ISLAMABAD – The Islamabad Chamber of Commerce and Industry (ICCI) has called upon the government to focus on building more small and large dams to ensure sustainable economic growth of the country.

In a statement issued here on Wednesday, ICCI President Atif Ikram Sheikh said that the rising water crisis in Pakistan had the potential to not only hamper the economic growth but to also threaten other areas of the national economy.

“Pakistan is amongst the world’s 36 most water-stressed countries and if proper planning is not done right now for water conservation, the situation will get worse with increase in population,” he expressed the fear.

He said that already more than 35 percent of the country’s population lacked access to safe drinking water. “The number could double in the next 10 to 15 years given that no planning has been done so far to conserve water,” he warned.

The ICCI president said Pakistan had the world’s most extensive irrigation system, but in order to harness this system small and large dams are required throughout the country. “Such water reservoirs would meet the rising water demand, offset the effects of floods and help properly utilise 50,000MW hydropower available in the country,” he elaborated.

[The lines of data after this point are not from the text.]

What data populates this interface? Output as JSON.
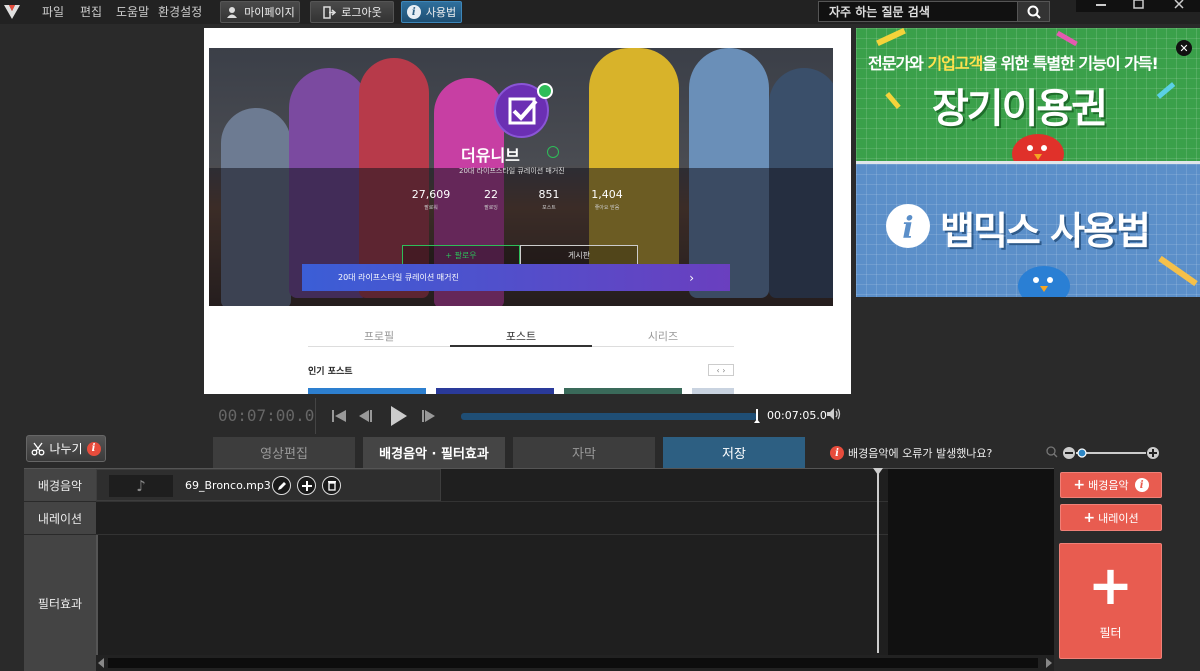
{
  "menu": {
    "file": "파일",
    "edit": "편집",
    "help": "도움말",
    "settings": "환경설정"
  },
  "toolbar": {
    "mypage": "마이페이지",
    "logout": "로그아웃",
    "howto": "사용법"
  },
  "search": {
    "placeholder": "자주 하는 질문 검색"
  },
  "preview": {
    "channel_name": "더유니브",
    "channel_desc": "20대 라이프스타일 큐레이션 매거진",
    "stats": [
      {
        "value": "27,609",
        "label": "팔로워"
      },
      {
        "value": "22",
        "label": "팔로잉"
      },
      {
        "value": "851",
        "label": "포스트"
      },
      {
        "value": "1,404",
        "label": "좋아요 받음"
      }
    ],
    "follow": "+ 팔로우",
    "board": "게시판",
    "banner": "20대 라이프스타일 큐레이션 매거진",
    "tabs": [
      "프로필",
      "포스트",
      "시리즈"
    ],
    "popular": "인기 포스트"
  },
  "ads": {
    "ad1_sub_a": "전문가와 ",
    "ad1_sub_b": "기업고객",
    "ad1_sub_c": "을 위한 특별한 기능이 가득!",
    "ad1_title": "장기이용권",
    "ad2_title": "뱁믹스 사용법"
  },
  "player": {
    "current": "00:07:00.0",
    "end": "00:07:05.0",
    "progress": 1.0
  },
  "split_label": "나누기",
  "tabs": {
    "video_edit": "영상편집",
    "bgm_filter": "배경음악 · 필터효과",
    "subtitle": "자막",
    "save": "저장"
  },
  "warning": "배경음악에 오류가 발생했나요?",
  "tracks": {
    "bgm": "배경음악",
    "narration": "내레이션",
    "filter": "필터효과"
  },
  "clip": {
    "name": "69_Bronco.mp3"
  },
  "buttons": {
    "add_bgm": "배경음악",
    "add_narration": "내레이션",
    "add_filter": "필터"
  },
  "colors": {
    "accent_red": "#e85c50",
    "tab_save": "#2d5f82",
    "seek": "#1f4e75"
  }
}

Sheikh said it was a pity that currently dams in Pakistan could store water to meet the demand for 30 days only, compared to 1,000 days of Egypt and 220 days of India.

He said Pakistan had built only three mega dams and scores of small barrages since 1947, while China and India had built 22,000 and 4,200 small and large dams respectively to meet their water needs.

He further said that per capita water storage in the US stood at 6,150 cubic meters; in Australia at 5,000 cubic meters, but in Pakistan it was only 135 cubic meters, which showed that Pakistan was highly vulnerable in terms of water storage capacity.

Citing the IMF estimates, the ICCI president said that demand for water in Pakistan was projected to reach 274 million acre-feet (MAF) by 2025, while due to less water storage facilities, supply was expected to remain stagnant at 191 MAF, showing a demand-supply gap of 83 MAF.

“This situation calls for construction of more water reservoirs to save the country from a terrible water crisis and to ensure sustainable socio-economic development of the country,” he asserted.